We’ve focused on things that happen before sensory information reaches the brain. This information needs to be organized, integrated, and interpreted. These bottom-up processes that assemble higher-order concepts out of lower-level stimuli are only part of the story—the full story will have to wait for some other time.

¹
Proprioceptors sense properties of muscles and joints, so I’d argue that, by our definition, they’re interoceptive. However, many sources will treat proprioception as neither interoception nor exteroception, but as a third category.
²
In order: proprioception, osmoreception and gastric perception, bladder perception and rectal perception, respiroception and cardioception, visceral nociception, thermoception and baroreception.
³
We know respiroception and cardioception follow similar sensory pathways. The EPIC model is a kind of efficient coding. Adaptation happens with urethral flow and the baroreceptor reflex.
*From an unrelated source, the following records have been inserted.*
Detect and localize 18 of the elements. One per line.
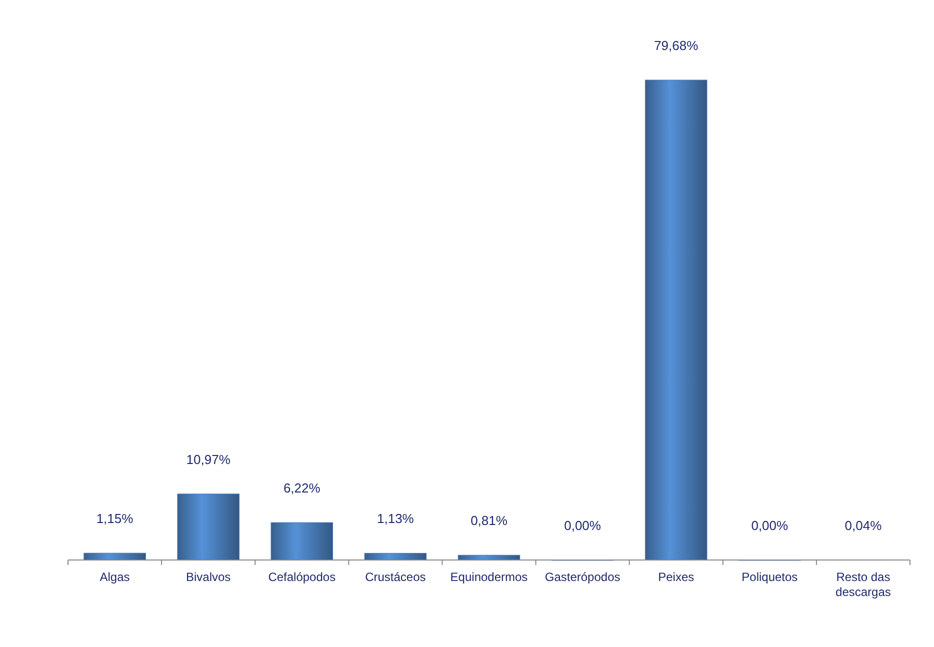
data-label: 10,97%	[186, 452, 231, 467]
x-tick-label: Algas	[100, 570, 130, 584]
x-tick-label: Crustáceos	[365, 570, 426, 584]
data-label: 1,15%	[96, 511, 134, 526]
data-label: 0,00%	[751, 518, 789, 533]
x-tick-label: Bivalvos	[186, 570, 231, 584]
x-tick-label: Cefalópodos	[268, 570, 336, 584]
x-tick-label: Peixes	[658, 570, 694, 584]
x-tick-label: Poliquetos	[742, 570, 798, 584]
x-tick-label: Equinodermos	[450, 570, 528, 584]
x-tick-label: Resto das descargas	[836, 570, 891, 599]
data-label: 6,22%	[283, 480, 321, 496]
data-label: 1,13%	[377, 511, 414, 526]
x-tick-label: Gasterópodos	[544, 570, 620, 584]
data-label: 0,04%	[844, 518, 882, 533]
data-label: 0,00%	[564, 518, 602, 533]
data-label: 0,81%	[470, 513, 508, 528]
data-label: 79,68%	[654, 38, 699, 53]
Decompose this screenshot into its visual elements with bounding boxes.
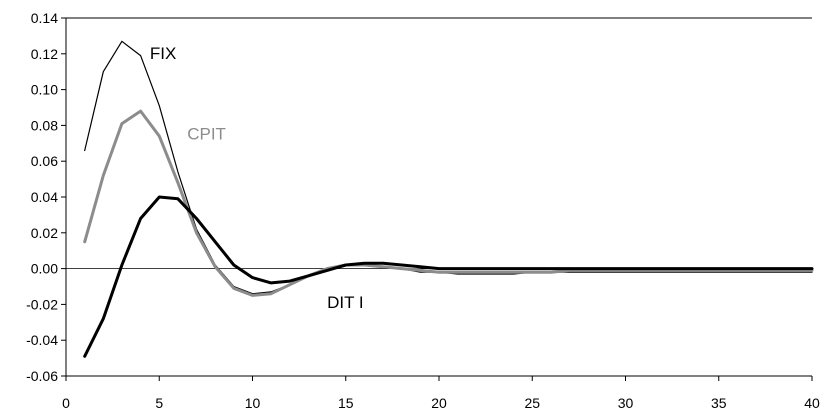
y-tick-label: -0.02 [26,296,58,312]
x-tick-label: 40 [804,395,820,411]
series-line-dit-i [83,195,814,358]
x-tick-label: 30 [618,395,634,411]
x-axis-ticks: 0 5 10 15 20 25 30 35 40 [62,376,820,411]
y-tick-label: 0.12 [31,46,58,62]
y-tick-label: 0.10 [31,82,58,98]
x-tick-label: 5 [155,395,163,411]
y-tick-label: 0.00 [31,261,58,277]
y-axis-ticks: -0.06 -0.04 -0.02 0.00 0.02 0.04 0.06 0.08 0.10 0… [26,10,66,384]
series-label-dit-i: DIT I [327,293,364,312]
series-label-cpit: CPIT [187,125,226,144]
y-tick-label: 0.14 [31,10,58,26]
y-tick-label: -0.06 [26,368,58,384]
y-tick-label: -0.04 [26,332,58,348]
y-tick-label: 0.04 [31,189,58,205]
y-tick-label: 0.06 [31,153,58,169]
y-tick-label: 0.08 [31,117,58,133]
x-tick-label: 10 [245,395,261,411]
x-tick-label: 20 [431,395,447,411]
x-tick-label: 0 [62,395,70,411]
x-tick-label: 25 [524,395,540,411]
axes [65,17,812,377]
series-line-cpit [83,109,814,297]
series-lines [83,40,814,358]
x-tick-label: 15 [338,395,354,411]
x-tick-label: 35 [711,395,727,411]
series-label-fix: FIX [150,44,176,63]
y-tick-label: 0.02 [31,225,58,241]
series-labels: FIX CPIT DIT I [150,44,364,312]
series-line-fix [84,40,813,295]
Inhibition happens in osmoreception and respiroception.
⁴
Most sources I’ve read using this classification split nociceptors as a fifth category. But all nociceptors are either chemoreceptors, thermoreceptors, or mechanoreceptors.
⁵
Probably not for any deep reason. The special sense organs are all on the head, so it’d make sense that they’re innervated by cranial nerves, which are nearer.
⁶
It’s not clear to me this holds for things like cardioception or respiroception, but it’s true for the special senses and the somatosensory system.
⁷
There’s other first-principles ways to exclude pixel-like representations, like invariance, but efficient coding will come up again later.
⁸
The brain has billions of neurons. Even $2^{50}$ states of $50$ neurons is more moments than you’d experience in a lifetime.
⁹
I’m being intentionaly vague about constraints here. There’s a neat framework that, depending on the parametrization of these constraints, unifies many different versions of efficient coding.
¹⁰
I’ve alluded to neuronal noise, but here I’m talking about noise inherent to stimuli themselves. Light, for example, has noise due to photon statistics.
¹¹
Not all mechanoreceptors adapt this fast: Merkel discs and bulbous corpuscles are much slower, for example.
¹²
The contemporary view of gate control theory has more subtleties than this. It’s still feedforward inhibition, by our definition: the inhibitory neuron fires due to a stimulus, and not due to the principal neuron, or neighboring neurons.
¹³
Rubbing the area around a stubbed toe is not an example of lateral inhibition, because it involves different kinds of sensory receptors. They may be in the same section of skin, but they’re not strictly neighboring.